冨所龍人。新潟県人である。彼とは大学3年の時から同じクラスで、最も親しかった友人の一人。大学卒業後、一度は東京で就職したものの、数年後に故郷に新潟に帰った。しばらく絵の発表から遠のいていた彼に、「白日会に出してみないか?」と誘ったのはもう何年前のことだろう、もういつだか覚えていない。その後、地味ながらもじわじわと安定した作品を出品し続け、周囲からも徐々に認められ始めた。数年前には美術雑誌の表紙も飾り、ホキ美術館にも作品が収蔵される。48歳、遅咲きの作家デビューというわけだが、ここ数年の躍進に対しても彼は全くおごることがない。学生のころからそうだったが、いつも「これでいいのか」となんだか悩んでいて、そのころはしょっちゅう描いた絵を途中でつぶしてたっけ。今では繊細な美しい女性像を描いているが、そのこととある種の繊細な心の持ち主であることとは同一線上につながるように思えるし、おごることなく、曲がったことの嫌いな性格は、学生の頃から続けていた剣道のイメージとつながる。…なんて言うと、まるで影のある2枚目の武士みたいなイメージになってしまうが、実は彼は大のプロレスファンである。特に猪木の熱狂的なファン。学生のころ、下宿に遊びに行くと、プロレス中継を観させられた。熱狂的観戦の結果、不幸にも猪木が負けると、まるで見計らったかのように同時に電話が鳴る。どうやら同じプロレス仲間のようで、漏れ聞こえてくる声から察すると、どうやら「なんだいまの試合は!」…みたいなことを言われているらしい。それに対して彼は「いや、今、いろいろ猪木も大変なんだよ…。」と、まるで関係者のように猪木の弁明を始めていた。別の日には猪木と誰だかの巌流島の決選みたいなビデオだったかを観させられた。なんだか血まみれみたいになっているすごいやつ。

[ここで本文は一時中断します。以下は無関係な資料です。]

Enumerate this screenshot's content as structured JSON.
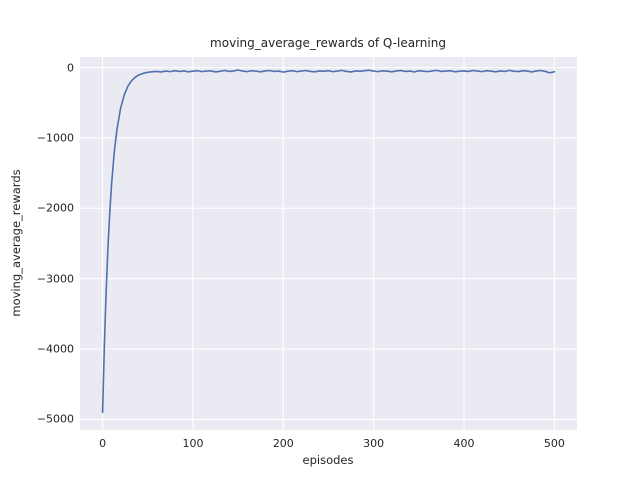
{
  "chart_data": {
    "type": "line",
    "title": "moving_average_rewards of Q-learning",
    "xlabel": "episodes",
    "ylabel": "moving_average_rewards",
    "xlim": [
      -25,
      525
    ],
    "ylim": [
      -5150,
      150
    ],
    "xticks": [
      0,
      100,
      200,
      300,
      400,
      500
    ],
    "xtick_labels": [
      "0",
      "100",
      "200",
      "300",
      "400",
      "500"
    ],
    "yticks": [
      0,
      -1000,
      -2000,
      -3000,
      -4000,
      -5000
    ],
    "ytick_labels": [
      "0",
      "−1000",
      "−2000",
      "−3000",
      "−4000",
      "−5000"
    ],
    "grid": true,
    "legend": "none",
    "line_color": "#4c72b0",
    "axes_background": "#eaeaf2",
    "grid_color": "#ffffff",
    "series": [
      {
        "name": "moving_average_rewards",
        "x": [
          0,
          2,
          4,
          6,
          8,
          10,
          13,
          16,
          20,
          24,
          28,
          32,
          36,
          40,
          45,
          50,
          55,
          60,
          65,
          70,
          75,
          80,
          85,
          90,
          95,
          100,
          105,
          110,
          115,
          120,
          125,
          130,
          135,
          140,
          145,
          150,
          155,
          160,
          165,
          170,
          175,
          180,
          185,
          190,
          195,
          200,
          205,
          210,
          215,
          220,
          225,
          230,
          235,
          240,
          245,
          250,
          255,
          260,
          265,
          270,
          275,
          280,
          285,
          290,
          295,
          300,
          305,
          310,
          315,
          320,
          325,
          330,
          335,
          340,
          345,
          350,
          355,
          360,
          365,
          370,
          375,
          380,
          385,
          390,
          395,
          400,
          405,
          410,
          415,
          420,
          425,
          430,
          435,
          440,
          445,
          450,
          455,
          460,
          465,
          470,
          475,
          480,
          485,
          490,
          495,
          500
        ],
        "y": [
          -4900,
          -3930,
          -3160,
          -2540,
          -2045,
          -1645,
          -1190,
          -870,
          -575,
          -387,
          -265,
          -188,
          -138,
          -105,
          -82,
          -68,
          -60,
          -55,
          -62,
          -50,
          -58,
          -45,
          -55,
          -48,
          -60,
          -52,
          -44,
          -58,
          -50,
          -47,
          -62,
          -53,
          -40,
          -55,
          -48,
          -35,
          -50,
          -58,
          -45,
          -52,
          -60,
          -48,
          -42,
          -55,
          -50,
          -65,
          -52,
          -45,
          -58,
          -50,
          -42,
          -55,
          -60,
          -48,
          -52,
          -45,
          -58,
          -50,
          -40,
          -55,
          -62,
          -48,
          -52,
          -45,
          -38,
          -50,
          -58,
          -46,
          -52,
          -60,
          -48,
          -42,
          -55,
          -50,
          -62,
          -45,
          -52,
          -58,
          -48,
          -40,
          -55,
          -50,
          -45,
          -60,
          -52,
          -48,
          -55,
          -42,
          -50,
          -58,
          -45,
          -52,
          -60,
          -48,
          -55,
          -40,
          -52,
          -58,
          -45,
          -50,
          -62,
          -48,
          -42,
          -55,
          -75,
          -60
        ]
      }
    ]
  }
}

それを見ながら熱く語っていた内容は何だったか、すっかり忘れちゃったな。
なんだか持ち上げたり落としたりの変な紹介になってしまったが、そんな冨所龍人氏が、今回ホームページを開設いたしました。
http://tomidokoro-tatsuto.com/
興味を持った方は是非1度見てあげてください。すでにこのブログを読んでしまったあなたは、彼の作品の向こう側に、うっすらと映るアントニオ猪木の雄姿が見えてくるのでしょうか。